When scientists are interested in knowing the values of, or inferring causal relations between variables that they cannot directly measure, they typically record several survey or test ?items? that are thought to be indicators of latent variables of interest, e.g. math ability or impulsiveness. Although it is rare that a latent variable is measured perfectly by any single indicator, estimates of the latent variables, and their associations with other latents, can be obtained by employing multiple indicators for each latent variable (multiple indicator models). If the multiple indicator model is correctly specified, then in a wide range of cases the estimates obtained are consistent and have desirable statistical properties, and these estimates can be used to search for causal models among the latents. If the model is mis-specified, then estimators are typically biased.

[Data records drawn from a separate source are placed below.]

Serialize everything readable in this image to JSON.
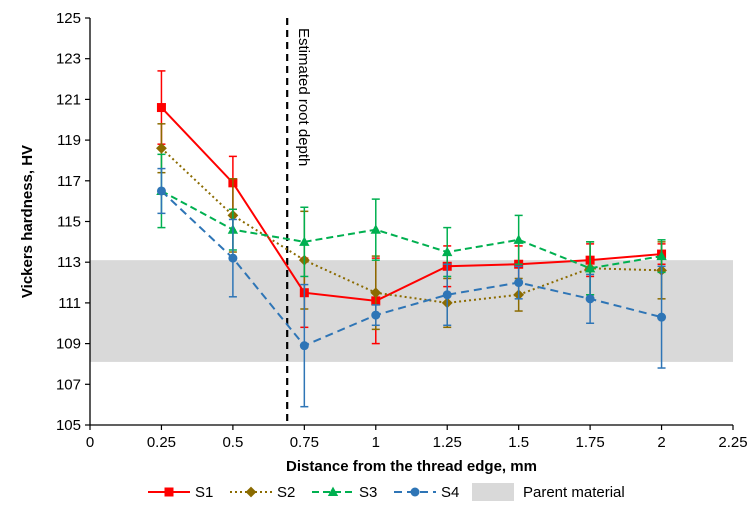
{
  "chart_data": {
    "type": "line",
    "xlabel": "Distance from the thread edge, mm",
    "ylabel": "Vickers hardness, HV",
    "xlim": [
      0,
      2.25
    ],
    "ylim": [
      105,
      125
    ],
    "xticks": [
      "0",
      "0.25",
      "0.5",
      "0.75",
      "1",
      "1.25",
      "1.5",
      "1.75",
      "2",
      "2.25"
    ],
    "yticks": [
      "105",
      "107",
      "109",
      "111",
      "113",
      "115",
      "117",
      "119",
      "121",
      "123",
      "125"
    ],
    "x": [
      0.25,
      0.5,
      0.75,
      1,
      1.25,
      1.5,
      1.75,
      2
    ],
    "band": {
      "name": "Parent material",
      "y_min": 108.1,
      "y_max": 113.1,
      "color": "#d9d9d9"
    },
    "vline": {
      "x": 0.69,
      "label": "Estimated root depth"
    },
    "series": [
      {
        "name": "S1",
        "color": "#ff0000",
        "marker": "square",
        "dash": "",
        "values": [
          120.6,
          116.9,
          111.5,
          111.1,
          112.8,
          112.9,
          113.1,
          113.4
        ],
        "errors": [
          1.8,
          1.3,
          1.7,
          2.1,
          1.0,
          0.9,
          0.8,
          0.5
        ]
      },
      {
        "name": "S2",
        "color": "#8b6b00",
        "marker": "diamond",
        "dash": "2,3",
        "values": [
          118.6,
          115.3,
          113.1,
          111.5,
          111.0,
          111.4,
          112.7,
          112.6
        ],
        "errors": [
          1.2,
          1.8,
          2.4,
          1.8,
          1.2,
          0.8,
          1.3,
          1.4
        ]
      },
      {
        "name": "S3",
        "color": "#00b050",
        "marker": "triangle",
        "dash": "7,4",
        "values": [
          116.5,
          114.6,
          114.0,
          114.6,
          113.5,
          114.1,
          112.7,
          113.3
        ],
        "errors": [
          1.8,
          1.0,
          1.7,
          1.5,
          1.2,
          1.2,
          1.3,
          0.8
        ]
      },
      {
        "name": "S4",
        "color": "#2e75b6",
        "marker": "circle",
        "dash": "8,5",
        "values": [
          116.5,
          113.2,
          108.9,
          110.4,
          111.4,
          112.0,
          111.2,
          110.3
        ],
        "errors": [
          1.1,
          1.9,
          3.0,
          0.5,
          1.5,
          0.8,
          1.2,
          2.5
        ]
      }
    ],
    "legend": {
      "placement": "bottom",
      "entries": [
        "S1",
        "S2",
        "S3",
        "S4",
        "Parent material"
      ]
    }
  }
}
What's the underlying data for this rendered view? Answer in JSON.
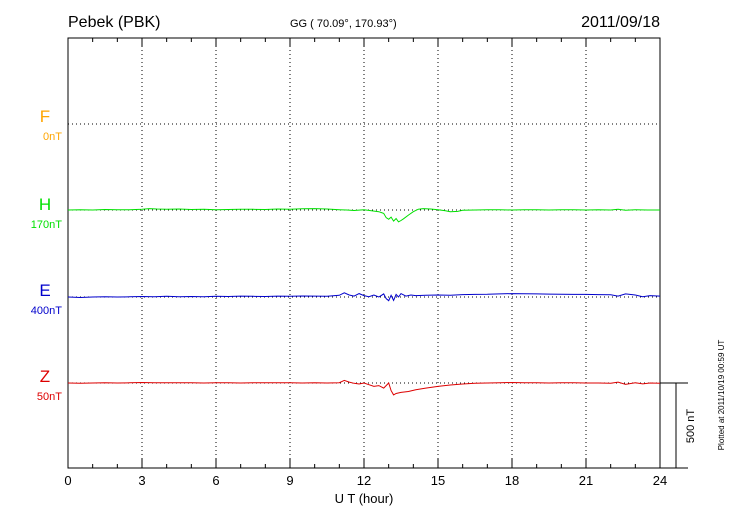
{
  "header": {
    "station": "Pebek (PBK)",
    "coords": "GG ( 70.09°, 170.93°)",
    "date": "2011/09/18"
  },
  "footer": {
    "plotted": "Plotted at 2011/10/19 00:59 UT"
  },
  "chart_data": {
    "type": "line",
    "title": "Pebek (PBK)",
    "xlabel": "U T (hour)",
    "ylabel": "",
    "xlim": [
      0,
      24
    ],
    "x_ticks": [
      "0",
      "3",
      "6",
      "9",
      "12",
      "15",
      "18",
      "21",
      "24"
    ],
    "grid": true,
    "scale_bar": {
      "label": "500 nT",
      "value_nT": 500
    },
    "colors": {
      "F": "#ffa500",
      "H": "#00e000",
      "E": "#0000cc",
      "Z": "#dd0000"
    },
    "series": [
      {
        "name": "F",
        "offset_label": "0nT",
        "baseline_nT": 0,
        "x": [],
        "y": []
      },
      {
        "name": "H",
        "offset_label": "170nT",
        "baseline_nT": 170,
        "x": [
          0,
          0.5,
          1,
          1.5,
          2,
          2.5,
          3,
          3.3,
          3.6,
          4,
          4.5,
          5,
          5.5,
          6,
          6.5,
          7,
          7.5,
          8,
          8.5,
          9,
          9.5,
          10,
          10.5,
          11,
          11.3,
          11.6,
          12,
          12.3,
          12.6,
          12.8,
          12.9,
          13.0,
          13.1,
          13.2,
          13.3,
          13.4,
          13.5,
          13.6,
          13.8,
          14.0,
          14.2,
          14.4,
          14.7,
          15.0,
          15.3,
          15.5,
          15.8,
          16.0,
          16.5,
          17,
          17.5,
          18,
          18.5,
          19,
          19.5,
          20,
          20.5,
          21,
          21.5,
          22,
          22.3,
          22.6,
          23,
          23.5,
          24
        ],
        "y": [
          170,
          172,
          170,
          173,
          171,
          172,
          175,
          178,
          176,
          174,
          176,
          173,
          175,
          172,
          173,
          175,
          174,
          173,
          176,
          174,
          177,
          178,
          176,
          172,
          170,
          167,
          171,
          165,
          160,
          150,
          125,
          115,
          128,
          105,
          120,
          100,
          108,
          118,
          140,
          160,
          175,
          178,
          176,
          172,
          165,
          160,
          162,
          168,
          170,
          172,
          171,
          170,
          172,
          171,
          170,
          172,
          171,
          170,
          171,
          170,
          175,
          168,
          172,
          170,
          170
        ]
      },
      {
        "name": "E",
        "offset_label": "400nT",
        "baseline_nT": 400,
        "x": [
          0,
          0.5,
          1,
          1.5,
          2,
          2.5,
          3,
          3.5,
          4,
          4.5,
          5,
          5.5,
          6,
          6.5,
          7,
          7.5,
          8,
          8.5,
          9,
          9.5,
          10,
          10.5,
          11,
          11.2,
          11.4,
          11.6,
          11.8,
          12,
          12.2,
          12.4,
          12.6,
          12.8,
          12.9,
          13.0,
          13.1,
          13.2,
          13.3,
          13.4,
          13.5,
          13.7,
          13.9,
          14.1,
          14.5,
          15,
          15.5,
          16,
          16.5,
          17,
          17.5,
          18,
          18.5,
          19,
          19.5,
          20,
          20.5,
          21,
          21.5,
          22,
          22.3,
          22.6,
          23,
          23.3,
          23.6,
          24
        ],
        "y": [
          400,
          397,
          400,
          402,
          400,
          401,
          403,
          402,
          404,
          402,
          403,
          402,
          404,
          403,
          405,
          404,
          403,
          405,
          404,
          406,
          405,
          404,
          410,
          425,
          412,
          405,
          420,
          408,
          402,
          412,
          400,
          418,
          390,
          378,
          410,
          380,
          415,
          400,
          420,
          405,
          412,
          408,
          410,
          412,
          410,
          414,
          415,
          416,
          418,
          420,
          419,
          418,
          417,
          416,
          415,
          415,
          414,
          413,
          405,
          418,
          412,
          402,
          408,
          405
        ]
      },
      {
        "name": "Z",
        "offset_label": "50nT",
        "baseline_nT": 50,
        "x": [
          0,
          0.5,
          1,
          1.5,
          2,
          2.5,
          3,
          3.5,
          4,
          4.5,
          5,
          5.5,
          6,
          6.5,
          7,
          7.5,
          8,
          8.5,
          9,
          9.5,
          10,
          10.5,
          11,
          11.2,
          11.4,
          11.6,
          11.8,
          12,
          12.2,
          12.4,
          12.6,
          12.8,
          13.0,
          13.1,
          13.2,
          13.3,
          13.5,
          13.8,
          14.1,
          14.5,
          15,
          15.5,
          16,
          16.5,
          17,
          17.5,
          18,
          18.5,
          19,
          19.5,
          20,
          20.5,
          21,
          21.5,
          22,
          22.3,
          22.6,
          23,
          23.3,
          23.6,
          24
        ],
        "y": [
          50,
          48,
          50,
          52,
          50,
          51,
          53,
          52,
          51,
          52,
          51,
          50,
          52,
          51,
          50,
          51,
          52,
          51,
          52,
          50,
          51,
          50,
          52,
          65,
          55,
          48,
          44,
          50,
          40,
          30,
          35,
          20,
          50,
          5,
          -20,
          -12,
          -5,
          0,
          10,
          20,
          30,
          38,
          44,
          48,
          50,
          52,
          53,
          52,
          51,
          50,
          52,
          51,
          50,
          50,
          48,
          55,
          42,
          52,
          45,
          50,
          48
        ]
      }
    ]
  }
}
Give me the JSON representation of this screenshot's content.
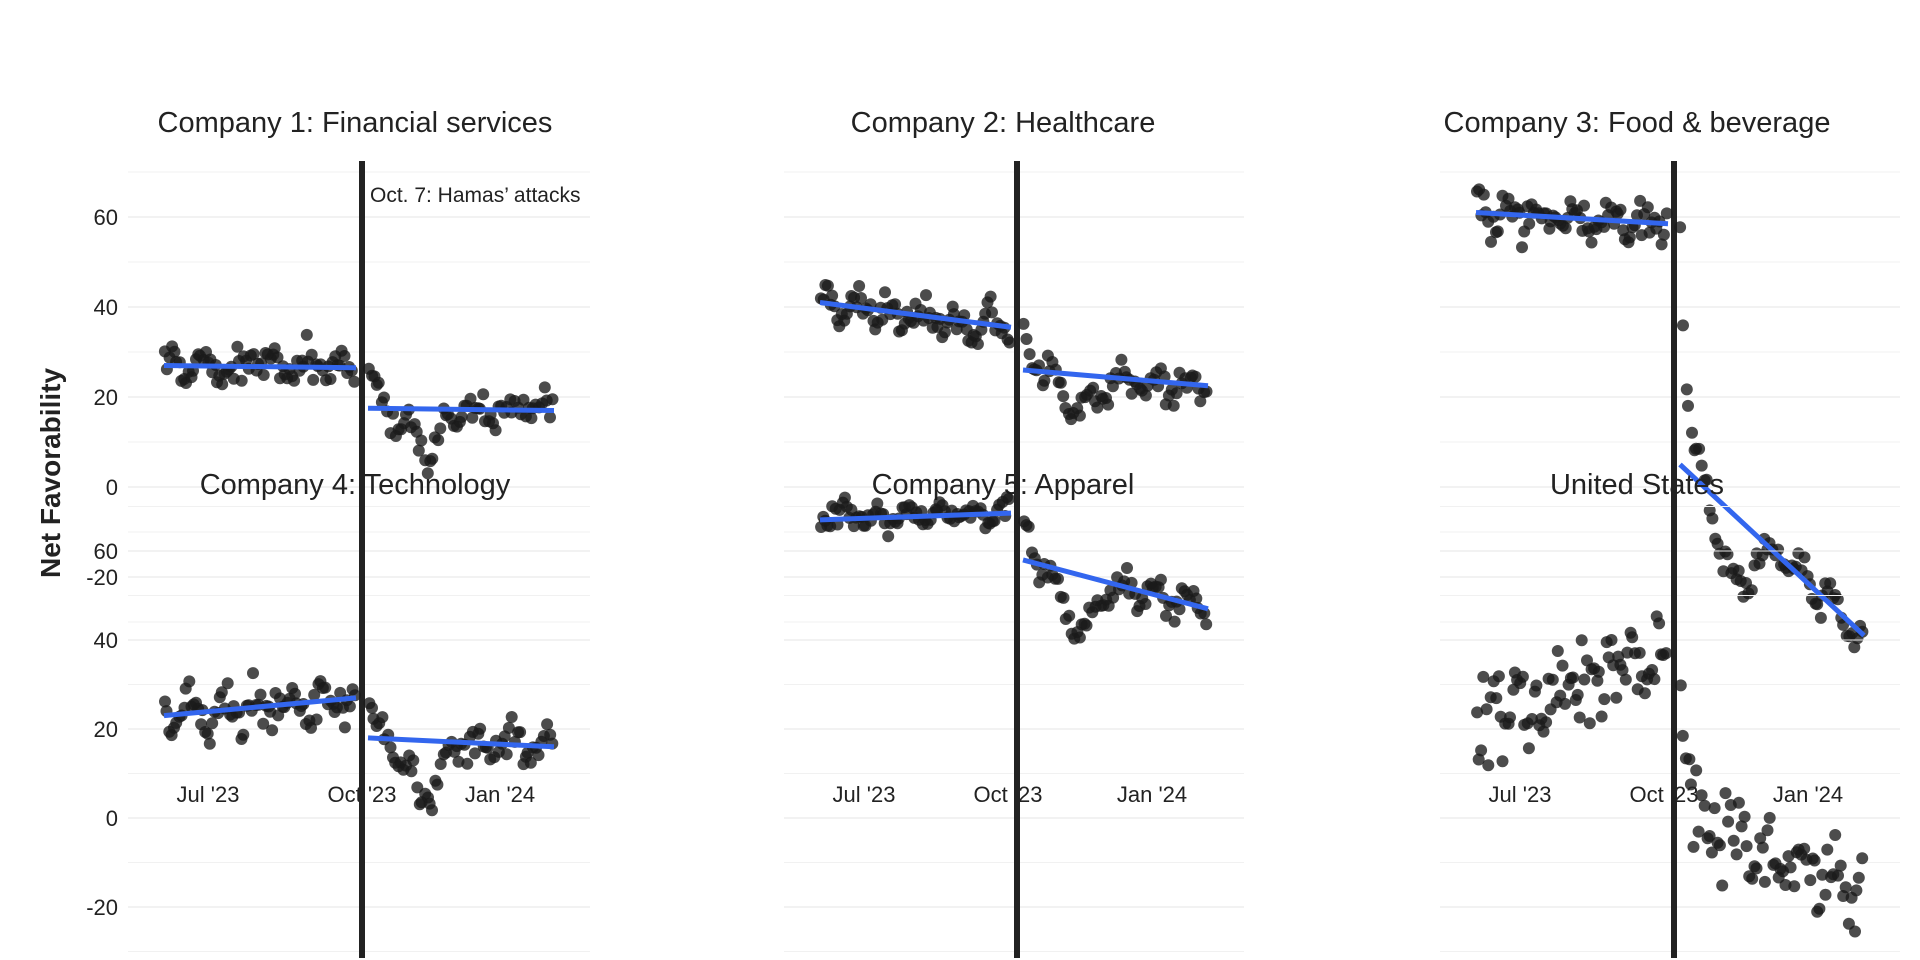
{
  "ylabel": "Net Favorability",
  "chart_data": {
    "type": "scatter",
    "x_tick_labels": [
      "Jul '23",
      "Oct '23",
      "Jan '24"
    ],
    "y_tick_labels": [
      "60",
      "40",
      "20",
      "0",
      "-20"
    ],
    "ylim": [
      -31,
      72
    ],
    "event": {
      "date": "Oct '23",
      "label": "Oct. 7: Hamas’ attacks"
    },
    "panels": [
      {
        "title": "Company 1: Financial services",
        "pre": {
          "mean": 27,
          "slope": 0,
          "noise": 2.5,
          "wave": 2
        },
        "post": {
          "dip": 9,
          "noise": 2.5,
          "wave": 2
        },
        "trend_pre": [
          27,
          26.5
        ],
        "trend_post": [
          17.5,
          17
        ]
      },
      {
        "title": "Company 2: Healthcare",
        "pre": {
          "mean": 38,
          "slope": -5,
          "noise": 2.5,
          "wave": 2
        },
        "post": {
          "dip": 8,
          "noise": 2.5,
          "wave": 2
        },
        "trend_pre": [
          41,
          35.5
        ],
        "trend_post": [
          26,
          22.5
        ]
      },
      {
        "title": "Company 3: Food & beverage",
        "pre": {
          "mean": 60,
          "slope": -2,
          "noise": 3,
          "wave": 2
        },
        "post": {
          "dip": 15,
          "noise": 2.5,
          "wave": 2.5
        },
        "trend_pre": [
          61,
          58.5
        ],
        "trend_post": [
          5,
          -33
        ]
      },
      {
        "title": "Company 4: Technology",
        "pre": {
          "mean": 25,
          "slope": 4,
          "noise": 3.5,
          "wave": 2.5
        },
        "post": {
          "dip": 12,
          "noise": 3,
          "wave": 2.5
        },
        "trend_pre": [
          23,
          27
        ],
        "trend_post": [
          18,
          16
        ]
      },
      {
        "title": "Company 5: Apparel",
        "pre": {
          "mean": 68,
          "slope": 1,
          "noise": 1.8,
          "wave": 1.5
        },
        "post": {
          "dip": 12,
          "noise": 2,
          "wave": 2
        },
        "trend_pre": [
          67,
          68.5
        ],
        "trend_post": [
          58,
          47
        ]
      },
      {
        "title": "United States",
        "pre": {
          "mean": 30,
          "slope": 14,
          "noise": 7,
          "wave": 3
        },
        "post": {
          "dip": 0,
          "noise": 6,
          "wave": 3
        },
        "trend_pre": null,
        "trend_post": null
      }
    ]
  }
}
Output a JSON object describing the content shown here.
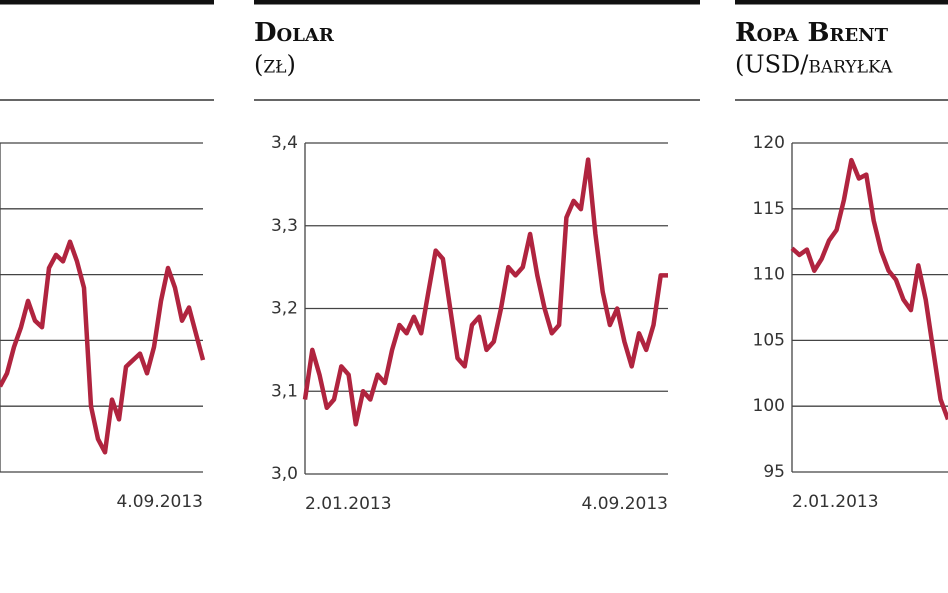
{
  "chart_data": [
    {
      "type": "line",
      "categories": [
        null,
        null,
        null,
        null,
        null,
        null,
        null,
        null,
        null,
        null,
        null,
        null,
        null,
        null,
        null,
        null,
        null,
        null,
        null,
        null,
        null,
        null,
        null,
        null,
        null,
        null,
        null,
        null,
        null,
        "4.09.2013"
      ],
      "series": [
        {
          "color": "#b0243f",
          "values": [
            4.13,
            4.15,
            4.19,
            4.22,
            4.26,
            4.23,
            4.22,
            4.31,
            4.33,
            4.32,
            4.35,
            4.32,
            4.28,
            4.1,
            4.05,
            4.03,
            4.11,
            4.08,
            4.16,
            4.17,
            4.18,
            4.15,
            4.19,
            4.26,
            4.31,
            4.28,
            4.23,
            4.25,
            4.21,
            4.17
          ]
        }
      ],
      "ylim": [
        4.0,
        4.5
      ],
      "yticks": [
        4.0,
        4.1,
        4.2,
        4.3,
        4.4,
        4.5
      ],
      "ytick_labels": false,
      "grid": true
    },
    {
      "type": "line",
      "title": "Dolar",
      "subtitle": "(zł)",
      "categories": [
        "2.01.2013",
        null,
        null,
        null,
        null,
        null,
        null,
        null,
        null,
        null,
        null,
        null,
        null,
        null,
        null,
        null,
        null,
        null,
        null,
        null,
        null,
        null,
        null,
        null,
        null,
        null,
        null,
        null,
        null,
        null,
        null,
        null,
        null,
        null,
        null,
        null,
        null,
        null,
        null,
        null,
        null,
        null,
        null,
        null,
        null,
        null,
        null,
        null,
        null,
        null,
        "4.09.2013"
      ],
      "series": [
        {
          "color": "#b0243f",
          "values": [
            3.09,
            3.15,
            3.12,
            3.08,
            3.09,
            3.13,
            3.12,
            3.06,
            3.1,
            3.09,
            3.12,
            3.11,
            3.15,
            3.18,
            3.17,
            3.19,
            3.17,
            3.22,
            3.27,
            3.26,
            3.2,
            3.14,
            3.13,
            3.18,
            3.19,
            3.15,
            3.16,
            3.2,
            3.25,
            3.24,
            3.25,
            3.29,
            3.24,
            3.2,
            3.17,
            3.18,
            3.31,
            3.33,
            3.32,
            3.38,
            3.29,
            3.22,
            3.18,
            3.2,
            3.16,
            3.13,
            3.17,
            3.15,
            3.18,
            3.24,
            3.24
          ]
        }
      ],
      "ylim": [
        3.0,
        3.4
      ],
      "yticks": [
        {
          "value": 3,
          "label": "3,0"
        },
        {
          "value": 3.1,
          "label": "3,1"
        },
        {
          "value": 3.2,
          "label": "3,2"
        },
        {
          "value": 3.3,
          "label": "3,3"
        },
        {
          "value": 3.4,
          "label": "3,4"
        }
      ],
      "ytick_labels": true,
      "grid": true
    },
    {
      "type": "line",
      "title": "Ropa Brent",
      "subtitle": "(USD/baryłka",
      "categories": [
        "2.01.2013",
        null,
        null,
        null,
        null,
        null,
        null,
        null,
        null,
        null,
        null,
        null,
        null,
        null,
        null,
        null,
        null,
        null,
        null,
        null,
        null,
        null
      ],
      "series": [
        {
          "color": "#b0243f",
          "values": [
            112,
            111.5,
            111.9,
            110.3,
            111.2,
            112.6,
            113.4,
            115.7,
            118.7,
            117.3,
            117.6,
            114.1,
            111.8,
            110.3,
            109.6,
            108.1,
            107.3,
            110.7,
            108.1,
            104.3,
            100.5,
            99
          ]
        }
      ],
      "ylim": [
        95,
        120
      ],
      "yticks": [
        95,
        100,
        105,
        110,
        115,
        120
      ],
      "ytick_labels": true,
      "grid": true
    }
  ]
}
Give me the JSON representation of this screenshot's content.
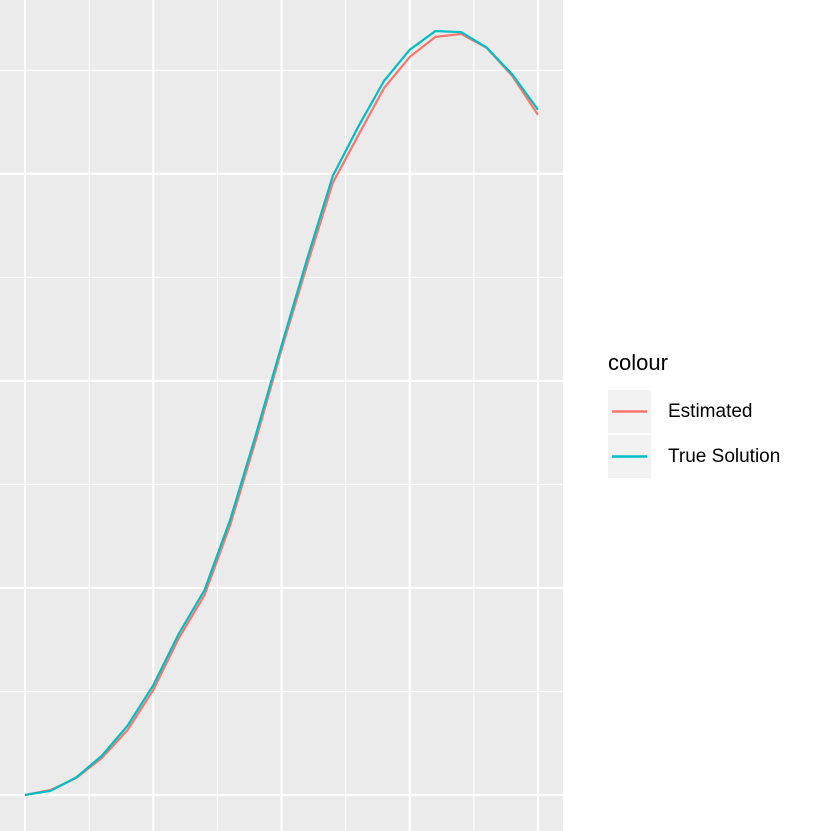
{
  "chart_data": {
    "type": "line",
    "x": [
      0,
      0.2,
      0.4,
      0.6,
      0.8,
      1,
      1.2,
      1.4,
      1.6,
      1.8,
      2,
      2.2,
      2.4,
      2.6,
      2.8,
      3,
      3.2,
      3.4,
      3.6,
      3.8,
      4
    ],
    "series": [
      {
        "name": "Estimated",
        "color": "#F8766D",
        "values": [
          0,
          0.024,
          0.082,
          0.179,
          0.314,
          0.507,
          0.758,
          0.966,
          1.304,
          1.715,
          2.15,
          2.56,
          2.957,
          3.188,
          3.415,
          3.565,
          3.662,
          3.676,
          3.609,
          3.473,
          3.285
        ]
      },
      {
        "name": "True Solution",
        "color": "#00BFC4",
        "values": [
          0,
          0.02,
          0.085,
          0.19,
          0.335,
          0.53,
          0.78,
          0.99,
          1.33,
          1.74,
          2.17,
          2.59,
          2.99,
          3.23,
          3.45,
          3.6,
          3.69,
          3.685,
          3.61,
          3.48,
          3.31
        ]
      }
    ],
    "xlim": [
      -0.195,
      4.195
    ],
    "ylim": [
      -0.174,
      3.84
    ],
    "xticks": [
      0,
      1,
      2,
      3,
      4
    ],
    "yticks": [
      0,
      1,
      2,
      3
    ],
    "xminor": [
      0.5,
      1.5,
      2.5,
      3.5
    ],
    "yminor": [
      0.5,
      1.5,
      2.5,
      3.5
    ],
    "grid": true,
    "legend_title": "colour"
  }
}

A number of problems make it difficult to find a correctly specified measurement model: a) associations among items are often confounded by additional unknown latent common causes, b) there are often a plethora of alternative models that are consistent with the data and with the prior knowledge of domain experts, c) there may be non-linear dependencies among latent variables, or linear relationships among non-Gaussian latent variables, and d) there may be feedback relationships among latent variables. This work will generalize previous work by Silva, et al., 2006 in JMLR in a way that overcomes many of these difficulties. In particular, I will sketch an outline to an approach that leverages algebraic work by Sullivant et al. (2010) in the Annals of Statistics that allows for models with several latent factors underlying each pair of items, that involve non-linearities and non-Gaussian variables (in parts of the model), and that involve feedback between latent variables of interest; I will also describe what the open problems for this approach are.